Battery use isn't linear. If 24-hour charging cycles are required for the average case what that means is that you're limiting use for a lot of normal cases. Use the phone a bit more than average or have a long period of poor reception, and then you've exhausted the battery. Which is precisely the case today, it's trivially easy for anyone to exhaust the battery on a modern smartphone in much less than a day.
In contrast, a phone that requires charging every week, for example, you'll tend to keep at a higher total charge and will survive periods of heavier usage better.
That's not dismissing the fact that most people are willing to accept the tradeoffs of modern smartphone battery life, but make no mistake the necessity of daily recharging for average use is a problem.
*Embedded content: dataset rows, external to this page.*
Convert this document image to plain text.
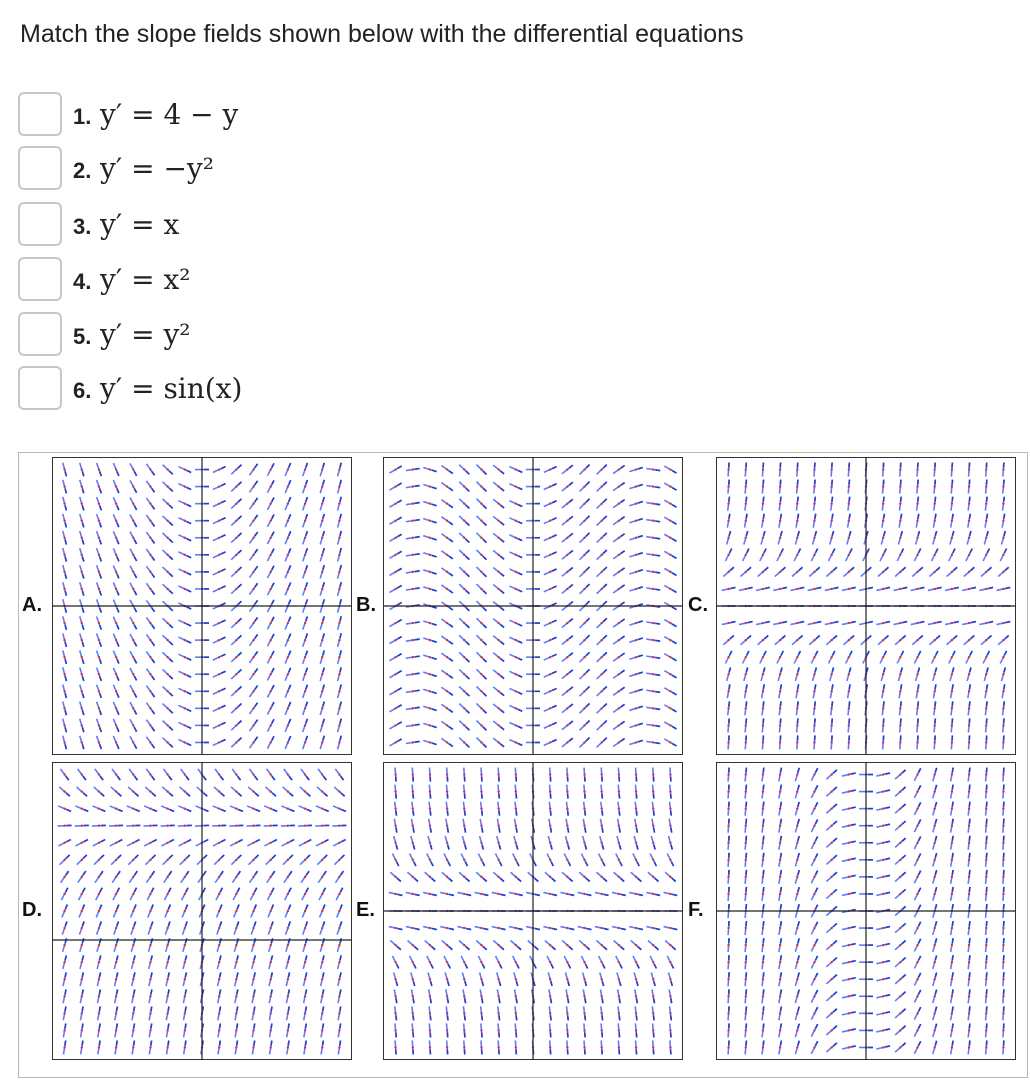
Match the slope fields shown below with the differential equations
1. y′ = 4 − y
2. y′ = −y²
3. y′ = x
4. y′ = x²
5. y′ = y²
6. y′ = sin(x)
A.	B.	C.
D.	E.	F.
I'm probably on the opposite extreme (never have watched a movie or tv show on my iphone nor any youtube video longer than about 3 minutes), but I'd be shocked if long video watching was a common case.
Battery life on any iPhone sucks the big one. Hell, it sucks on any smartphone I've ever seen. Big, power-hungry touchscreen phones are simply not in a place where we can afford to use them all day.
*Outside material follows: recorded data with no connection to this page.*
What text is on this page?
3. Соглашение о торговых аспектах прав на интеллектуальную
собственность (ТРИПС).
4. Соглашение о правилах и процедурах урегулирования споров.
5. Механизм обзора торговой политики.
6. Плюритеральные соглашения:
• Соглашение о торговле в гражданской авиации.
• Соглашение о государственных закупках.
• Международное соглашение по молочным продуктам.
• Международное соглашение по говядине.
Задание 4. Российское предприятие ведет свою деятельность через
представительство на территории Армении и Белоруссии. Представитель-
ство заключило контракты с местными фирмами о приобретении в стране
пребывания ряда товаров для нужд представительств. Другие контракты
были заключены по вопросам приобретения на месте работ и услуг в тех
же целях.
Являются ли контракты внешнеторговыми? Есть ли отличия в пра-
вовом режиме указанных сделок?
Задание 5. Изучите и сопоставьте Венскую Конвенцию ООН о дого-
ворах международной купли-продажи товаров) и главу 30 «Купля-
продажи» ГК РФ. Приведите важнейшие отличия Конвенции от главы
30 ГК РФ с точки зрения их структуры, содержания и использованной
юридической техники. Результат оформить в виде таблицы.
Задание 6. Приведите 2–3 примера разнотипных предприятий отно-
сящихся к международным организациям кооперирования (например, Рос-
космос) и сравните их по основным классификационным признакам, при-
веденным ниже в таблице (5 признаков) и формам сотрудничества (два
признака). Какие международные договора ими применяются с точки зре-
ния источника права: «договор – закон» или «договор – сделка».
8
I sit down and play Mirror's Edge for 10 minutes and out goes 10% of my battery. Holy crap.
But even taking gaming out of it, even moderate browser usage over 3G burns through that battery like kindling. I have to charge the iPhone at work if I plan on going out in the evening. Even with judicious limitations on usage (and isn't that defeating the point of a smartphone?), if I leave with a phone at 9am, go somewhere after work, there is a good chance I won't have enough juice to call for a cab at midnight.
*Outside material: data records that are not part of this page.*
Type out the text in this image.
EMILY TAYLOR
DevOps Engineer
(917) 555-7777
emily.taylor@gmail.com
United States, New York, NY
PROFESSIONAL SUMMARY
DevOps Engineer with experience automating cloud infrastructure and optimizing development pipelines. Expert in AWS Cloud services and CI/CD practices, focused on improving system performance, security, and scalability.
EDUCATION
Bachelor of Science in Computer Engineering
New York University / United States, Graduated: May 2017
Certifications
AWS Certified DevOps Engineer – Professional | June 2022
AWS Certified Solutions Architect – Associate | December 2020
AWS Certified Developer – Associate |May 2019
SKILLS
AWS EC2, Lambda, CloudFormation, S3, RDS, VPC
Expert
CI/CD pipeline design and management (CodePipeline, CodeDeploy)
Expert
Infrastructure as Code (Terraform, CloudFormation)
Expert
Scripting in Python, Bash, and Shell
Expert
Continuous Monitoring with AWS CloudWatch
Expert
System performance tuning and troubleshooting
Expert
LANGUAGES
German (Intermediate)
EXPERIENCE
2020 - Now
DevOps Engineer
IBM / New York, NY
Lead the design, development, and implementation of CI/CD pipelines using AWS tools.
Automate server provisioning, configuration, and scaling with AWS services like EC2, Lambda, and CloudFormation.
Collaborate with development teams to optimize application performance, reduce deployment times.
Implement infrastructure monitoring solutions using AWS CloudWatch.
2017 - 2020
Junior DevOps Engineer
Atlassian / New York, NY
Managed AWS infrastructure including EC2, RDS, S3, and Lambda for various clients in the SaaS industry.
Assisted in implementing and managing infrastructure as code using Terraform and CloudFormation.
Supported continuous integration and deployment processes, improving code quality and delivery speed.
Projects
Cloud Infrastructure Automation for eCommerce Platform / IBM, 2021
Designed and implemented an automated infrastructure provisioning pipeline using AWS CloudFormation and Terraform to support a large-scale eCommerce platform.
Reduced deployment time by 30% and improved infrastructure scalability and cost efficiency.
I don't have a problem with a 24-hour charging cycle, my problem is that current smartphones - iPhones and all - have trouble lasting that full 24-hour period unless you severely handicap your own use of the device.
Not sure but I did it once because I had a lot of time to kill waiting for my girlfriend to finish up at work.
Another annoying scenario is when you lock the screen but keep a high CPU app running. Go back and resume a couple hours later and your battery is decimated.
In contrast, a phone that requires charging every week, for example, you'll tend to keep at a higher total charge and will survive periods of heavier usage better.
That's not dismissing the fact that most people are willing to accept the tradeoffs of modern smartphone battery life, but make no mistake the necessity of daily recharging for average use is a problem.